Market value (Market Cap) and intrinsic value are completely different things. Karoon gas until very recently traded at substantially below their cash at bank! What is the value of the company?... less than its cash and other tangible assets? i think not. Market Cap will always catch up with fundamentals.
I digress. In the case of Yowie, i'd be interested in posters thought on the kind of margins we can expect once we scale up. Now, at the core we're a food manufacturer, so they're not going to shoot the lights out - 5% - 8% NPAT margin? However, as we grow our brand and begin to leverage its power, books, movies etc, higher margin products will carry much more profit to the bottom line.

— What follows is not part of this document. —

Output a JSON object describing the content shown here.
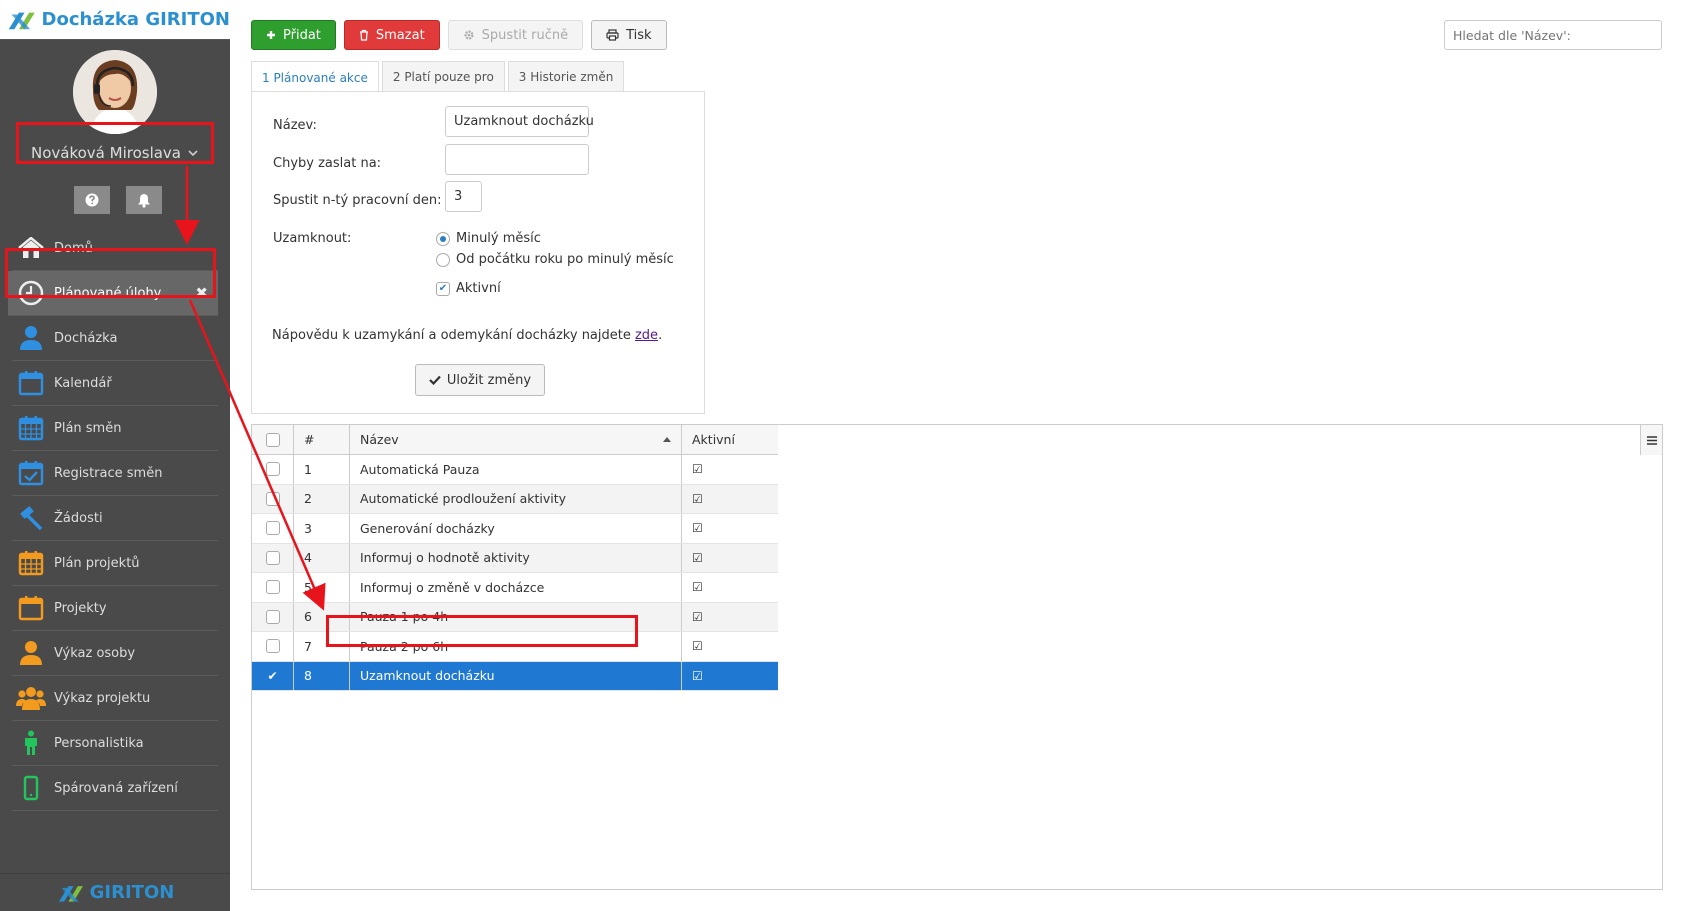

But how much? Can we conceivably scale up to a 10% - 15% NPAT margin?
IMO, Cashflow will also be lackluster for a while, as we constantly manufacture ahead of growing demand (50%+ YOY for the next 3 - 5 years is conceivable). I'm totally fine with this though, as re-investment in inventory is likely to generate better returns than what i would do with divies. Again, once we scale up cash conversion should be greatly enhanced as the the growth rate tapers, and a steady stream of divies should begin to flow.
Interested to hear posters thoughts on valuations based on potential earnings / NPAT margins / cash conversion. It would be nice to talk about something substantial for a change!